In the 1840s and 1850s, the company perfected the pressing processes further to eliminate surface imperfections. They mass-produced a stunning spectrum of colored tableware, including lamps, spoonholders, perfume bottles, candlesticks, and celery vases.

Jarves Presentation
Set c.1858

Deming Jarves was the main principal of the company until 1858, when he resigned over a dispute with its Board of Directors. The master craftsmen of the company presented Deming Jarves with a set of blown, cut and engraved glassware as a farewell gift engraved with the initial "J". A portion of this collection resides at the Museum.

John Jarves

After his departure from the Boston & Sandwich Glass Company, Jarves soon began another glass company just down the street from the old called the Cape Cod Glass Works. Jarves went into business with his son John. This glass company produced tablewares and lamps, as well as toys, dolphin candlesticks, and other novelty items. Unfortunately, John died a young man, and his father was left to run the Cape Cod Glass Works until his death in 1869.

Crackle Lamp
c.1865

After the Civil War, the glass industry changed in Sandwich and New England. The coal country of Pennsylvania, Ohio and West Virginia had a cheap and ready supply of fuel for the Midwestern glass furnaces (Sandwich had converted from wood to coal furnaces in 1836). These companies were able to produce cheaper pressed tableware in soda-lime glass, thereby squeezing out the New England pressed glass competition.

1876 Centennial
Parade

By 1870, the Boston & Sandwich Glass Company had changed its production line to more delicate, finely blown, engraved and decorated glassware to appeal to an upscale clientele and compete against the Midwestern factories.
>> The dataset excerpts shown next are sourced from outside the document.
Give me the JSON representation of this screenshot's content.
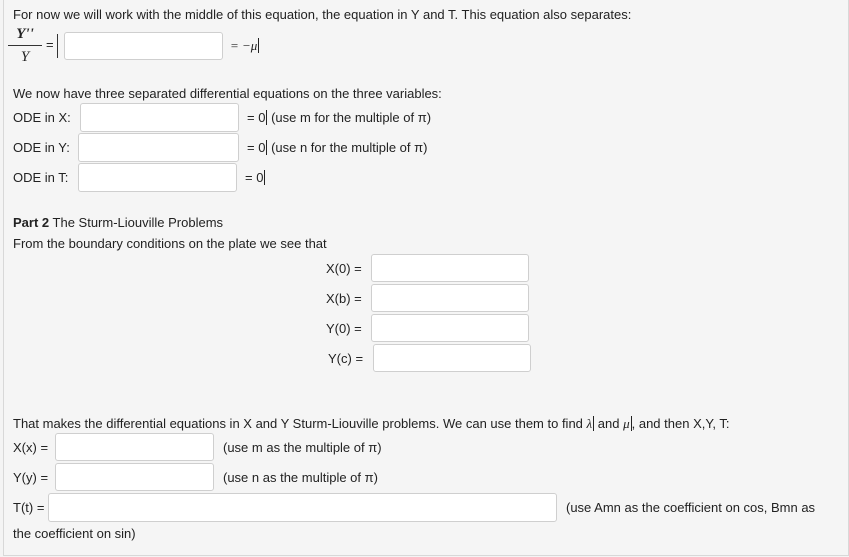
{
  "intro": {
    "text": "For now we will work with the middle of this equation, the equation in Y and T. This equation also separates:",
    "fraction_numerator": "Y''",
    "fraction_denominator": "Y",
    "equals": "=",
    "rhs": "= −μ"
  },
  "three_odes": {
    "heading": "We now have three separated differential equations on the three variables:",
    "rows": [
      {
        "label": "ODE in X:",
        "rhs": "= 0",
        "note": "(use m for the multiple of π)"
      },
      {
        "label": "ODE in Y:",
        "rhs": "= 0",
        "note": "(use n for the multiple of π)"
      },
      {
        "label": "ODE in T:",
        "rhs": "= 0",
        "note": ""
      }
    ]
  },
  "part2": {
    "title_bold": "Part 2",
    "title_rest": " The Sturm-Liouville Problems",
    "intro": "From the boundary conditions on the plate we see that",
    "conditions": [
      {
        "label": "X(0) ="
      },
      {
        "label": "X(b) ="
      },
      {
        "label": "Y(0) ="
      },
      {
        "label": "Y(c) ="
      }
    ]
  },
  "conclusion": {
    "text_before": "That makes the differential equations in X and Y Sturm-Liouville problems. We can use them to find ",
    "lambda": "λ",
    "text_and": " and ",
    "mu": "μ",
    "text_after": ", and then X,Y, T:",
    "rows": [
      {
        "label": "X(x) =",
        "note": "(use m as the multiple of π)"
      },
      {
        "label": "Y(y) =",
        "note": "(use n as the multiple of π)"
      },
      {
        "label": "T(t) =",
        "note": "(use Amn as the coefficient on cos, Bmn as"
      }
    ],
    "wrap_text": "the coefficient on sin)"
  }
}
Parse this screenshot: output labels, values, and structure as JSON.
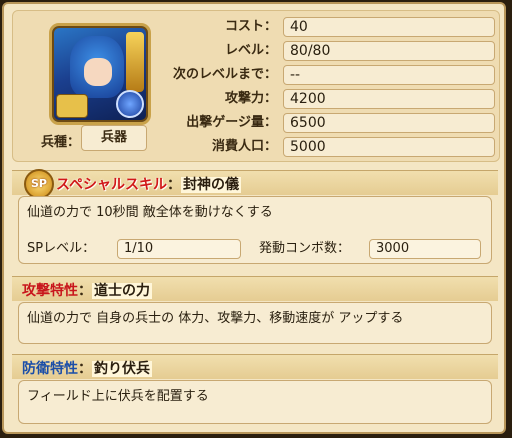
{
  "unit": {
    "type_label": "兵種：",
    "type_value": "兵器",
    "icon": "unit-portrait"
  },
  "stats": [
    {
      "label": "コスト：",
      "value": "40"
    },
    {
      "label": "レベル：",
      "value": "80/80"
    },
    {
      "label": "次のレベルまで：",
      "value": "--"
    },
    {
      "label": "攻撃力：",
      "value": "4200"
    },
    {
      "label": "出撃ゲージ量：",
      "value": "6500"
    },
    {
      "label": "消費人口：",
      "value": "5000"
    }
  ],
  "special_skill": {
    "badge": "SP",
    "title": "スペシャルスキル",
    "separator": "：",
    "name": "封神の儀",
    "description": "仙道の力で 10秒間 敵全体を動けなくする",
    "sp_level_label": "SPレベル：",
    "sp_level_value": "1/10",
    "combo_label": "発動コンボ数：",
    "combo_value": "3000"
  },
  "attack_trait": {
    "title": "攻撃特性",
    "separator": "：",
    "name": "道士の力",
    "description": "仙道の力で 自身の兵士の 体力、攻撃力、移動速度が アップする"
  },
  "defense_trait": {
    "title": "防衛特性",
    "separator": "：",
    "name": "釣り伏兵",
    "description": "フィールド上に伏兵を配置する"
  }
}
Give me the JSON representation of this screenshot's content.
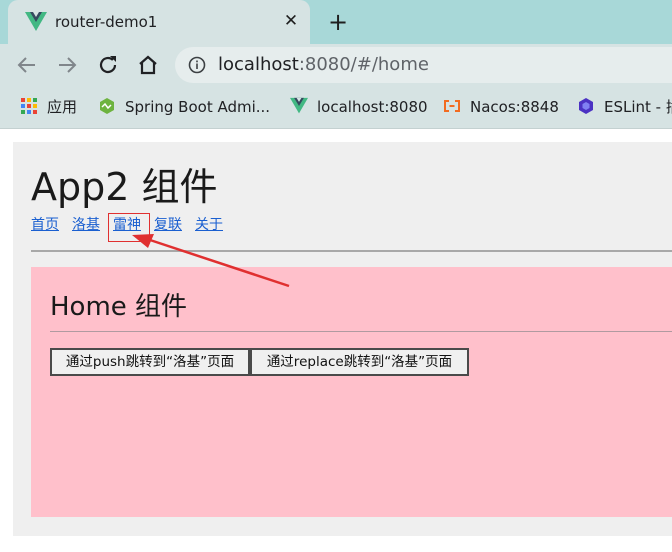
{
  "tab": {
    "title": "router-demo1",
    "close": "✕"
  },
  "toolbar": {
    "new_tab": "+",
    "url_host": "localhost",
    "url_rest": ":8080/#/home"
  },
  "bookmarks": [
    {
      "label": "应用",
      "icon": "apps-grid-icon"
    },
    {
      "label": "Spring Boot Admi...",
      "icon": "spring-boot-admin-icon"
    },
    {
      "label": "localhost:8080",
      "icon": "vue-logo-icon"
    },
    {
      "label": "Nacos:8848",
      "icon": "nacos-icon"
    },
    {
      "label": "ESLint - 插",
      "icon": "eslint-icon"
    }
  ],
  "page": {
    "app_title": "App2 组件",
    "nav": [
      "首页",
      "洛基",
      "雷神",
      "复联",
      "关于"
    ],
    "home_title": "Home 组件",
    "buttons": {
      "push": "通过push跳转到“洛基”页面",
      "replace": "通过replace跳转到“洛基”页面"
    }
  },
  "colors": {
    "accent_annotation": "#e03030",
    "panel_bg": "#ffc0cb",
    "link": "#1a5fd0",
    "vue_green": "#42b883"
  }
}
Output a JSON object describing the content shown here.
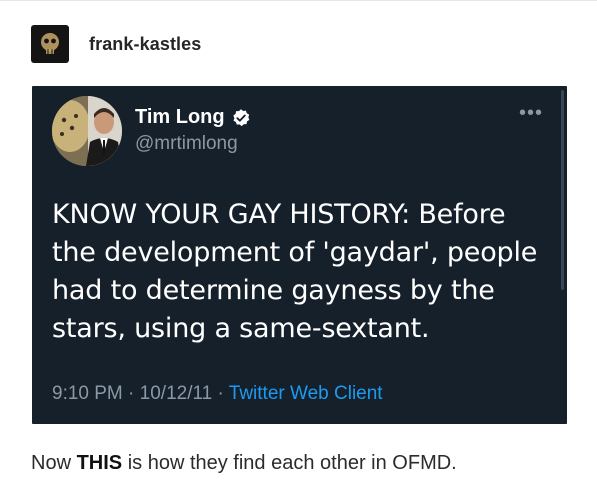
{
  "post": {
    "blog_name": "frank-kastles",
    "blog_avatar_icon": "skull-emblem-icon",
    "caption": {
      "before": "Now ",
      "emphasis": "THIS",
      "after": " is how they find each other in OFMD."
    }
  },
  "tweet": {
    "author_name": "Tim Long",
    "handle": "@mrtimlong",
    "verified_icon": "verified-badge-icon",
    "more_icon": "more-dots-icon",
    "text_lines": [
      "KNOW YOUR GAY HISTORY: Before",
      "the development of 'gaydar', people",
      "had to determine gayness by the",
      "stars, using a same-sextant."
    ],
    "time": "9:10 PM",
    "date": "10/12/11",
    "separator": "·",
    "source": "Twitter Web Client"
  },
  "colors": {
    "card_background": "#15202b",
    "link_blue": "#1d9bf0",
    "muted_text": "#8b98a5"
  }
}
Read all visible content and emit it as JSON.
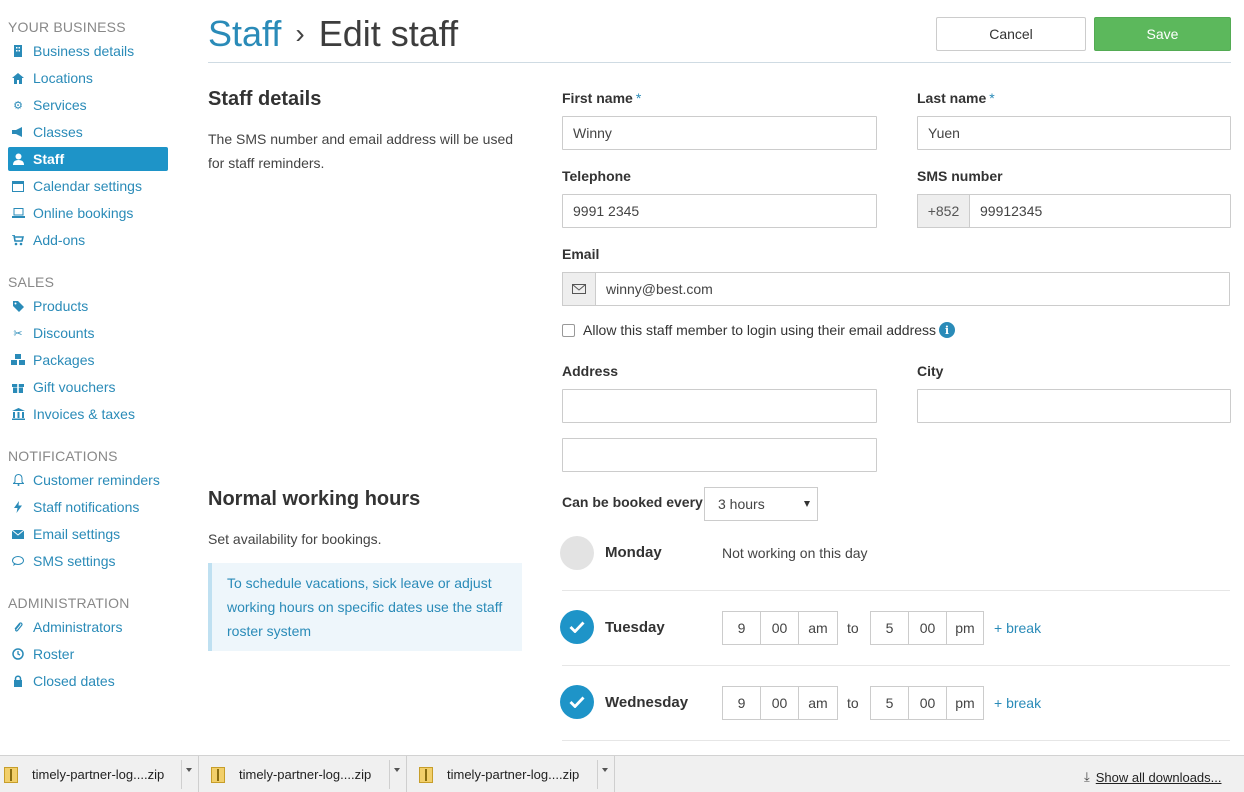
{
  "sidebar": {
    "sections": [
      {
        "title": "YOUR BUSINESS",
        "items": [
          {
            "label": "Business details",
            "icon": "building-icon"
          },
          {
            "label": "Locations",
            "icon": "home-icon"
          },
          {
            "label": "Services",
            "icon": "gear-icon"
          },
          {
            "label": "Classes",
            "icon": "megaphone-icon"
          },
          {
            "label": "Staff",
            "icon": "user-icon",
            "active": true
          },
          {
            "label": "Calendar settings",
            "icon": "calendar-icon"
          },
          {
            "label": "Online bookings",
            "icon": "laptop-icon"
          },
          {
            "label": "Add-ons",
            "icon": "cart-icon"
          }
        ]
      },
      {
        "title": "SALES",
        "items": [
          {
            "label": "Products",
            "icon": "tag-icon"
          },
          {
            "label": "Discounts",
            "icon": "scissors-icon"
          },
          {
            "label": "Packages",
            "icon": "cubes-icon"
          },
          {
            "label": "Gift vouchers",
            "icon": "gift-icon"
          },
          {
            "label": "Invoices & taxes",
            "icon": "bank-icon"
          }
        ]
      },
      {
        "title": "NOTIFICATIONS",
        "items": [
          {
            "label": "Customer reminders",
            "icon": "bell-icon"
          },
          {
            "label": "Staff notifications",
            "icon": "bolt-icon"
          },
          {
            "label": "Email settings",
            "icon": "envelope-icon"
          },
          {
            "label": "SMS settings",
            "icon": "chat-icon"
          }
        ]
      },
      {
        "title": "ADMINISTRATION",
        "items": [
          {
            "label": "Administrators",
            "icon": "paperclip-icon"
          },
          {
            "label": "Roster",
            "icon": "clock-icon"
          },
          {
            "label": "Closed dates",
            "icon": "lock-icon"
          }
        ]
      }
    ]
  },
  "header": {
    "breadcrumb_link": "Staff",
    "breadcrumb_sep": "›",
    "title": "Edit staff",
    "cancel_label": "Cancel",
    "save_label": "Save"
  },
  "staff_details": {
    "heading": "Staff details",
    "description": "The SMS number and email address will be used for staff reminders."
  },
  "form": {
    "first_name_label": "First name",
    "first_name_value": "Winny",
    "last_name_label": "Last name",
    "last_name_value": "Yuen",
    "required_mark": "*",
    "telephone_label": "Telephone",
    "telephone_value": "9991 2345",
    "sms_label": "SMS number",
    "sms_prefix": "+852",
    "sms_value": "99912345",
    "email_label": "Email",
    "email_value": "winny@best.com",
    "allow_login_label": "Allow this staff member to login using their email address",
    "address_label": "Address",
    "address_line1": "",
    "address_line2": "",
    "city_label": "City",
    "city_value": "",
    "booked_every_label": "Can be booked every",
    "booked_every_value": "3 hours"
  },
  "working_hours": {
    "heading": "Normal working hours",
    "description": "Set availability for bookings.",
    "note": "To schedule vacations, sick leave or adjust working hours on specific dates use the staff roster system",
    "days": [
      {
        "name": "Monday",
        "working": false,
        "status": "Not working on this day"
      },
      {
        "name": "Tuesday",
        "working": true,
        "start_h": "9",
        "start_m": "00",
        "start_ap": "am",
        "to": "to",
        "end_h": "5",
        "end_m": "00",
        "end_ap": "pm",
        "break": "+ break"
      },
      {
        "name": "Wednesday",
        "working": true,
        "start_h": "9",
        "start_m": "00",
        "start_ap": "am",
        "to": "to",
        "end_h": "5",
        "end_m": "00",
        "end_ap": "pm",
        "break": "+ break"
      }
    ]
  },
  "downloads": {
    "items": [
      "timely-partner-log....zip",
      "timely-partner-log....zip",
      "timely-partner-log....zip"
    ],
    "show_all": "Show all downloads..."
  },
  "colors": {
    "accent": "#1e94c8",
    "save": "#5cb85c"
  }
}
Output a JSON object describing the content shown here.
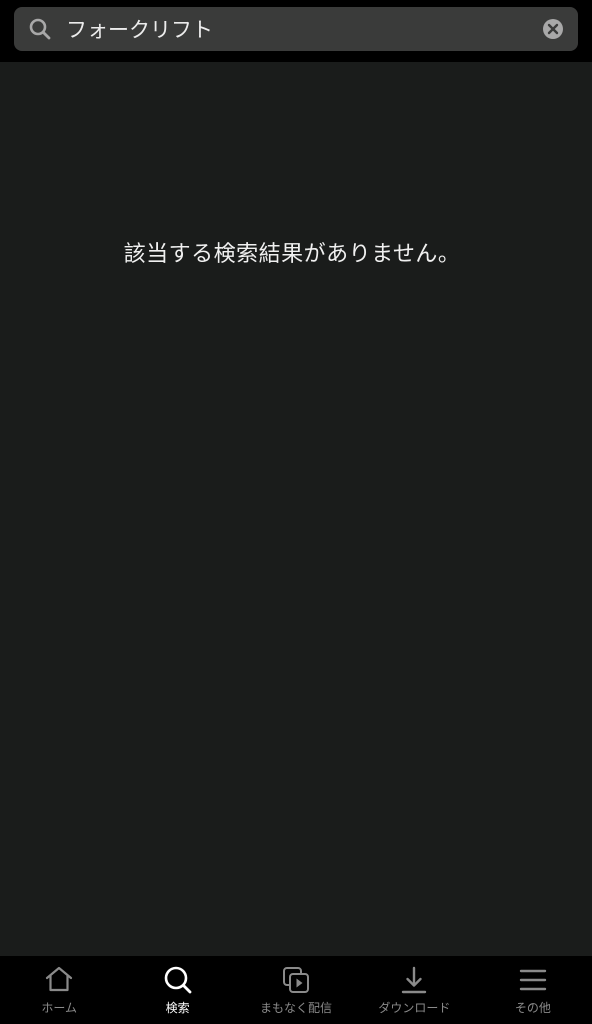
{
  "search": {
    "value": "フォークリフト",
    "placeholder": ""
  },
  "results": {
    "empty_message": "該当する検索結果がありません。"
  },
  "tab_bar": {
    "active_tab": "search",
    "tabs": [
      {
        "id": "home",
        "label": "ホーム",
        "icon": "home-icon"
      },
      {
        "id": "search",
        "label": "検索",
        "icon": "search-icon"
      },
      {
        "id": "coming_soon",
        "label": "まもなく配信",
        "icon": "play-stack-icon"
      },
      {
        "id": "downloads",
        "label": "ダウンロード",
        "icon": "download-icon"
      },
      {
        "id": "more",
        "label": "その他",
        "icon": "menu-icon"
      }
    ]
  },
  "colors": {
    "background": "#1a1c1b",
    "header_bg": "#000000",
    "search_field_bg": "#3a3b3a",
    "active_tab": "#ffffff",
    "inactive_tab": "#8a8a8a"
  }
}
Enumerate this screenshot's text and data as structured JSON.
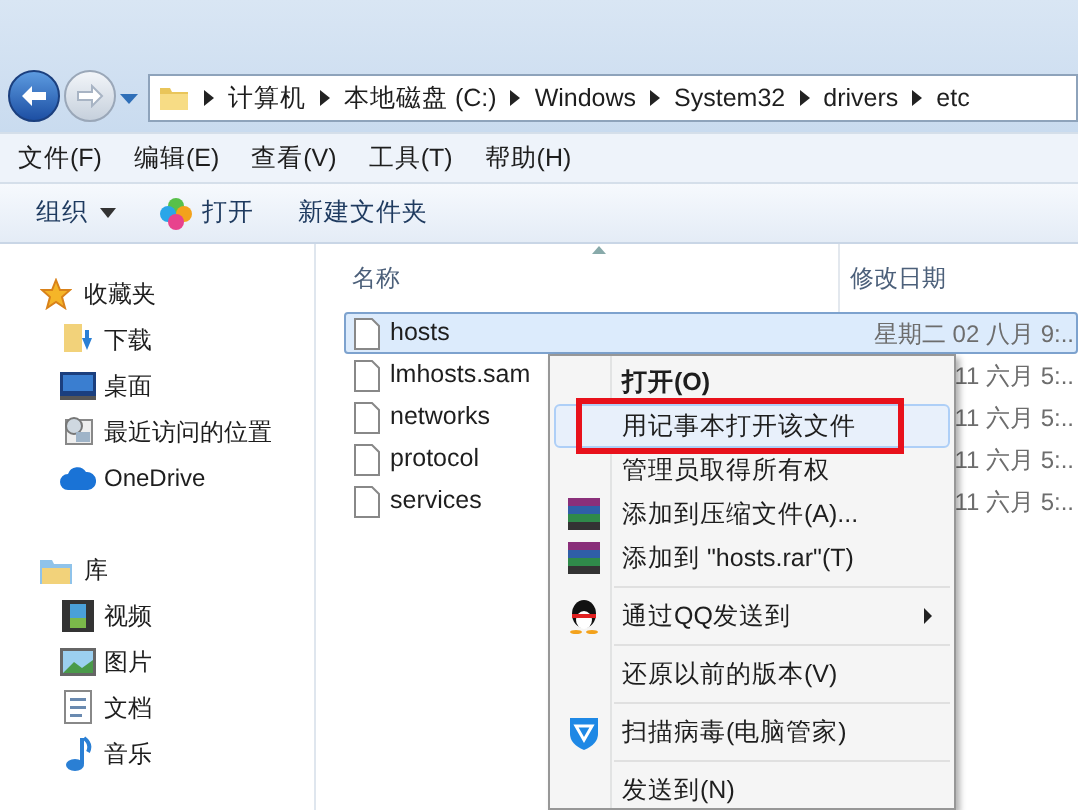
{
  "address_bar": {
    "crumbs": [
      "计算机",
      "本地磁盘 (C:)",
      "Windows",
      "System32",
      "drivers",
      "etc"
    ]
  },
  "menu_bar": [
    "文件(F)",
    "编辑(E)",
    "查看(V)",
    "工具(T)",
    "帮助(H)"
  ],
  "toolbar": {
    "organize": "组织",
    "open": "打开",
    "new_folder": "新建文件夹"
  },
  "sidebar": {
    "groups": [
      {
        "label": "收藏夹",
        "items": [
          "下载",
          "桌面",
          "最近访问的位置",
          "OneDrive"
        ]
      },
      {
        "label": "库",
        "items": [
          "视频",
          "图片",
          "文档",
          "音乐"
        ]
      }
    ]
  },
  "columns": [
    "名称",
    "修改日期"
  ],
  "files": [
    {
      "name": "hosts",
      "date": "星期二 02 八月 9:..",
      "selected": true
    },
    {
      "name": "lmhosts.sam",
      "date": "11 六月 5:..",
      "selected": false
    },
    {
      "name": "networks",
      "date": "11 六月 5:..",
      "selected": false
    },
    {
      "name": "protocol",
      "date": "11 六月 5:..",
      "selected": false
    },
    {
      "name": "services",
      "date": "11 六月 5:..",
      "selected": false
    }
  ],
  "context_menu": {
    "items": [
      {
        "kind": "default",
        "label": "打开(O)",
        "selected": false,
        "boxed": false
      },
      {
        "kind": "item",
        "label": "用记事本打开该文件",
        "selected": true,
        "boxed": true
      },
      {
        "kind": "item",
        "label": "管理员取得所有权",
        "selected": false,
        "boxed": false
      },
      {
        "kind": "item",
        "label": "添加到压缩文件(A)...",
        "selected": false,
        "boxed": false
      },
      {
        "kind": "item",
        "label": "添加到 \"hosts.rar\"(T)",
        "selected": false,
        "boxed": false
      },
      {
        "kind": "separator"
      },
      {
        "kind": "submenu",
        "label": "通过QQ发送到",
        "selected": false,
        "boxed": false
      },
      {
        "kind": "separator"
      },
      {
        "kind": "item",
        "label": "还原以前的版本(V)",
        "selected": false,
        "boxed": false
      },
      {
        "kind": "separator"
      },
      {
        "kind": "item",
        "label": "扫描病毒(电脑管家)",
        "selected": false,
        "boxed": false
      },
      {
        "kind": "separator"
      },
      {
        "kind": "item",
        "label": "发送到(N)",
        "selected": false,
        "boxed": false
      }
    ]
  }
}
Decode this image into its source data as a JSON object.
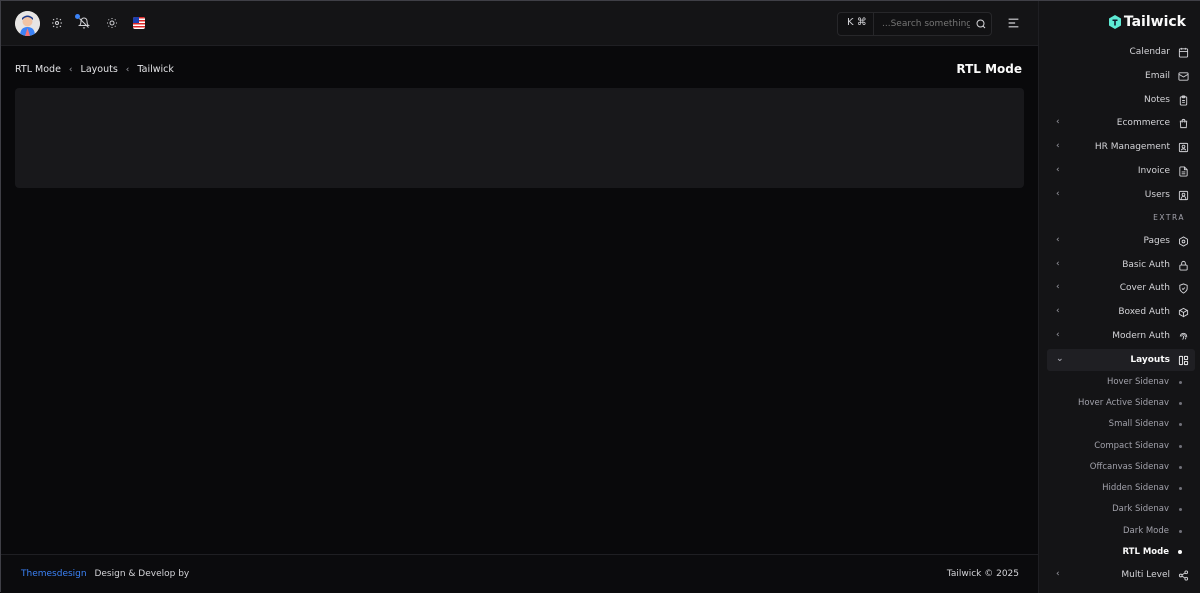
{
  "topbar": {
    "search": {
      "shortcut": "K ⌘",
      "placeholder": "...Search something"
    }
  },
  "breadcrumb": {
    "items": [
      "RTL Mode",
      "Layouts",
      "Tailwick"
    ]
  },
  "page": {
    "title": "RTL Mode"
  },
  "footer": {
    "brand": "Themesdesign",
    "text": "Design & Develop by",
    "copyright": "Tailwick © 2025"
  },
  "sidebar": {
    "logo": "Tailwick",
    "items": [
      {
        "label": "Calendar",
        "icon": "calendar-icon"
      },
      {
        "label": "Email",
        "icon": "mail-icon"
      },
      {
        "label": "Notes",
        "icon": "clipboard-icon"
      },
      {
        "label": "Ecommerce",
        "icon": "shopping-bag-icon"
      },
      {
        "label": "HR Management",
        "icon": "id-card-icon"
      },
      {
        "label": "Invoice",
        "icon": "file-text-icon"
      },
      {
        "label": "Users",
        "icon": "user-square-icon"
      }
    ],
    "section_extra": "EXTRA",
    "extra_items": [
      {
        "label": "Pages",
        "icon": "settings-icon"
      },
      {
        "label": "Basic Auth",
        "icon": "lock-icon"
      },
      {
        "label": "Cover Auth",
        "icon": "shield-check-icon"
      },
      {
        "label": "Boxed Auth",
        "icon": "box-icon"
      },
      {
        "label": "Modern Auth",
        "icon": "fingerprint-icon"
      },
      {
        "label": "Layouts",
        "icon": "layout-icon"
      }
    ],
    "layout_subitems": [
      "Hover Sidenav",
      "Hover Active Sidenav",
      "Small Sidenav",
      "Compact Sidenav",
      "Offcanvas Sidenav",
      "Hidden Sidenav",
      "Dark Sidenav",
      "Dark Mode",
      "RTL Mode"
    ],
    "multi_level": {
      "label": "Multi Level",
      "icon": "share-icon"
    }
  },
  "colors": {
    "accent": "#3b82f6",
    "background": "#09090b",
    "panel": "#141416",
    "card": "#18181b"
  }
}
At its height, the factory employed hundreds of men, women and children in the various processes of glass making and decoration. The community around the factory continued to thrive, as seen in a photo of the 1876 Centennial celebration, where the glassblowers threw tricolor glass bracelets to the crowds.

Catalog plate
c.1870's

The change in production included a variety of blown, pressed, cut, engraved and decorated wares, some of which were featured in the company’s catalog of the 1870s. Nicholas Lutz, originally from France, came to the company in the 1870s and brought new styles to production including threaded ware and paperweights.

Vasa
Murrhina

In the early 1880s, there was another short-lived glass company known as the Vasa Murrhina Glass Company that took up residence in the former Cape Cod Glass Works that Deming Jarves had opened. Unfortunately, the mica in the glass formula proved to make the glass unstable and unsaleable.